Amendement n° None — APRÈS L'ARTICLE 12, insérer l'article suivant:
Dispositif
I. – Le I de l’article 39 decies C du code général des impôts est ainsi modifié :
1° Après le premier alinéa, il est inséré un un 1° A ainsi rédigé :
« 1° A Une somme égale à 100 % des coûts supplémentaires immobilisés, hors frais financiers, directement liés à l’installation d’équipements, acquis à l’état neuf, qui permettent l’utilisation d’une propulsion vélique pour les navires et bateaux de transport de marchandises ou de passagers, ainsi que les navires spéciaux, et qui sont affectés à leur activité. Le taux est majoré :
« a) De 20 % lorsque le navire est en propulsion principale vélique ;
« b) De 20 % lorsque les coûts sont supportés par des moyennes entreprises au sens de l’annexe I du règlement (UE) n° 651/2014 de la Commission du 17 juin 2014 déclarant certaines catégories d’aides compatibles avec le marché́ intérieur en application des articles 107 et 108 du traité ;
« c) De 30 % lorsque les coûts sont supportés par des petites entreprises au sens de la même annexe. »
2° Au onzième alinéa, la référence : « 1° » est remplacée par la référence : « 1° A ».
3° Au douxième alinéa, après le mot : « aux », est insérée la mention « 1° A, ».
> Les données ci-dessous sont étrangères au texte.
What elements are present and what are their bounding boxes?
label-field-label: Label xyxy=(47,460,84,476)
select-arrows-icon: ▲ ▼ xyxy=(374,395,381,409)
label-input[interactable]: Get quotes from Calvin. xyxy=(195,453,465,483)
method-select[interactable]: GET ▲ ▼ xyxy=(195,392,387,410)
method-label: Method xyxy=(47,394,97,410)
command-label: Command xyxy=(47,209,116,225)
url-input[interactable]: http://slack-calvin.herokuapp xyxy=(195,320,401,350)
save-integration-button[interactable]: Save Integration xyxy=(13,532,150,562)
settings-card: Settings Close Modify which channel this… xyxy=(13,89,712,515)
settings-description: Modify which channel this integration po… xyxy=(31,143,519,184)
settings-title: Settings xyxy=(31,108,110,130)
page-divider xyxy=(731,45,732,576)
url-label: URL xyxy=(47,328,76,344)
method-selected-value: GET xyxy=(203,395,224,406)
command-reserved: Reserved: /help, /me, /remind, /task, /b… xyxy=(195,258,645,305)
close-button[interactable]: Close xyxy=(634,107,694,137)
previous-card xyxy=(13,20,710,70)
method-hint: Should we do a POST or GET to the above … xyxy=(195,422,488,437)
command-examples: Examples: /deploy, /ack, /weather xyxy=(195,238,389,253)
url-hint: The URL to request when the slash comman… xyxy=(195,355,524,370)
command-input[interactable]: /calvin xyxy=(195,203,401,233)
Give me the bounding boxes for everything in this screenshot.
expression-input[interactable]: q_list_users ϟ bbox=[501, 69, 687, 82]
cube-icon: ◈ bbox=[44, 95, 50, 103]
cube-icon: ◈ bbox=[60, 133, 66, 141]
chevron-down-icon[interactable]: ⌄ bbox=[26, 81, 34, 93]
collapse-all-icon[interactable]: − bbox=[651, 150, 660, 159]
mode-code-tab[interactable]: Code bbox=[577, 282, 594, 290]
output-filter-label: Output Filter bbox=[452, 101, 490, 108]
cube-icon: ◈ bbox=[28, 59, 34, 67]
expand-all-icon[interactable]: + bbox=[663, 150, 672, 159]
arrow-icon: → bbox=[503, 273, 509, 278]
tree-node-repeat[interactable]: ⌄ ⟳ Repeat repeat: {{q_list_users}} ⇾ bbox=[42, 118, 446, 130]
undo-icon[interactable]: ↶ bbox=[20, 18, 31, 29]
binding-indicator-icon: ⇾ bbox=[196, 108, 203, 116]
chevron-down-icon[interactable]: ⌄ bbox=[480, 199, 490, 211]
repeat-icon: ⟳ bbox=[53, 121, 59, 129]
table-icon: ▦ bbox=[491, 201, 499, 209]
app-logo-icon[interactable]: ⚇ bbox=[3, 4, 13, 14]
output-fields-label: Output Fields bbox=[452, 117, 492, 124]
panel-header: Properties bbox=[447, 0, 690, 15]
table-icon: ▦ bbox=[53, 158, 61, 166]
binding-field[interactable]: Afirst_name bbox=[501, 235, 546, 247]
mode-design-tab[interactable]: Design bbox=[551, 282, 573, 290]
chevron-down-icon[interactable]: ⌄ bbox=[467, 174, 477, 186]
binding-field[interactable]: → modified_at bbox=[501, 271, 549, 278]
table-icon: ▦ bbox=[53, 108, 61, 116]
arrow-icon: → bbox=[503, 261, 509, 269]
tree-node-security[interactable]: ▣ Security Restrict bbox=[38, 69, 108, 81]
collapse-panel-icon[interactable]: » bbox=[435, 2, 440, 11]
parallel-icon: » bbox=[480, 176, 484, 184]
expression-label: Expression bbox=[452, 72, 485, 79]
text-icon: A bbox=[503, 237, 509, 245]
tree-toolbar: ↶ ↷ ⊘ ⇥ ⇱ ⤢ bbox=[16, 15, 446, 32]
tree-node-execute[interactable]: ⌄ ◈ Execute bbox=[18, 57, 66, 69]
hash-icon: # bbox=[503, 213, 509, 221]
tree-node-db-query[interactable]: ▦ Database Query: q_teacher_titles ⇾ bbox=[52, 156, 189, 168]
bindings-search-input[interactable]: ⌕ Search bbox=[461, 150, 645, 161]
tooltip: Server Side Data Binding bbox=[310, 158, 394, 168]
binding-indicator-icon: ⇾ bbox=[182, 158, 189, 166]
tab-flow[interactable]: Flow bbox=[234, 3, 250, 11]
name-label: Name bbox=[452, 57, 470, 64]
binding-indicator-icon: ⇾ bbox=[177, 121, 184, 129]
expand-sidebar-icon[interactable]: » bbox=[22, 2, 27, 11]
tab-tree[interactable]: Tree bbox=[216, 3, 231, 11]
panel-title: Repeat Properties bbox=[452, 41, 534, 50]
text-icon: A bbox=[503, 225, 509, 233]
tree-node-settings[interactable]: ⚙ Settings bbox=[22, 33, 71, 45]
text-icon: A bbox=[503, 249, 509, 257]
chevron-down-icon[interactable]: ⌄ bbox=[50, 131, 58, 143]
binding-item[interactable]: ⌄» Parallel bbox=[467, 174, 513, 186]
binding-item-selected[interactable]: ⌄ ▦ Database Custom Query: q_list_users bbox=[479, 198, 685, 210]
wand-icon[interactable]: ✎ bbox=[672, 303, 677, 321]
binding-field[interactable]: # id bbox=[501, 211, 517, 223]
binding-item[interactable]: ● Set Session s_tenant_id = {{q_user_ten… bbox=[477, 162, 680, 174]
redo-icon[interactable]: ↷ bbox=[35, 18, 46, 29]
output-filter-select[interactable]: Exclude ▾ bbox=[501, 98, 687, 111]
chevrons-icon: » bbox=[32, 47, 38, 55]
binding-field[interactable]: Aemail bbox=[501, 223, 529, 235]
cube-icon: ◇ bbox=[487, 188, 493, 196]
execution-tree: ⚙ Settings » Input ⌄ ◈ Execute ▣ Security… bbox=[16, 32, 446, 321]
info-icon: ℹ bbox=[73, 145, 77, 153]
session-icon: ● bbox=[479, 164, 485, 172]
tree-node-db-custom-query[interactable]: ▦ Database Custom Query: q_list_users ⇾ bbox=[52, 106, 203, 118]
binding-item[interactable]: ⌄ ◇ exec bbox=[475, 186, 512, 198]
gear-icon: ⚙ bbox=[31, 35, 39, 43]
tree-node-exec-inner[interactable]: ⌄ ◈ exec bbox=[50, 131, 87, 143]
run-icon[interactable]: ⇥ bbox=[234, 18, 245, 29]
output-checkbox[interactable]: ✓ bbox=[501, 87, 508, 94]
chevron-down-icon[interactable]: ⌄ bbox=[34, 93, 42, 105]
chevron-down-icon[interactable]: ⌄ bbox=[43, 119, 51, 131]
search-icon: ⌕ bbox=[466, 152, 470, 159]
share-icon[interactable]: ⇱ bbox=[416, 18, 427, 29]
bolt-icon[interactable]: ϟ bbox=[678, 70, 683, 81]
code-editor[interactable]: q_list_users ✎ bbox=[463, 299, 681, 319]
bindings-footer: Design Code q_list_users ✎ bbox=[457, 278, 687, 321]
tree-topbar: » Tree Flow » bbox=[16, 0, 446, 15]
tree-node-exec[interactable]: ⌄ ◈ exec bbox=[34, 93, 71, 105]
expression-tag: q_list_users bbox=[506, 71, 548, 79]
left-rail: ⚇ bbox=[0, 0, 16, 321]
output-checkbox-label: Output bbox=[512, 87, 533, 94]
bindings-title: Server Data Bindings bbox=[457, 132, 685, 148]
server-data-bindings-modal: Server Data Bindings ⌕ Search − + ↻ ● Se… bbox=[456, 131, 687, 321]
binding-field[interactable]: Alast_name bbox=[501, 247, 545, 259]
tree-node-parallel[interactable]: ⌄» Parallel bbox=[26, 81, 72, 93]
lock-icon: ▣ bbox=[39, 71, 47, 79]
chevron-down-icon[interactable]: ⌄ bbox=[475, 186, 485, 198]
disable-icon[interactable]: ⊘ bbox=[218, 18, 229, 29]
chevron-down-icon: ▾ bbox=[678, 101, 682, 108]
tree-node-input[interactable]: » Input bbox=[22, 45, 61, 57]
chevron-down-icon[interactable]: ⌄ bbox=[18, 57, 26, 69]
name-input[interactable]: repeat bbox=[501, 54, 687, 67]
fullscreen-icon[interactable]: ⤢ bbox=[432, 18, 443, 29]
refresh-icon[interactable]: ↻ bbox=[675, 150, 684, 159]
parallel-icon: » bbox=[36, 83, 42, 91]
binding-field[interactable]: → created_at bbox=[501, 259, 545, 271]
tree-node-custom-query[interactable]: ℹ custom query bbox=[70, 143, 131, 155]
II. – La perte de recettes pour l’État est compensée à due concurrence par la création d’une taxe additionnelle à l’accise sur les tabacs prévue au chapitre IV du titre Ier du livre III du code des impositions sur les biens et services.
Exposé sommaire
Cet amendement du groupe Socialistes et apparentés vise à instaurer un dispositif de suramortissement vert en faveur des navires à propulsion vélique, constituant un levier essentiel de décarbonation du transport maritime.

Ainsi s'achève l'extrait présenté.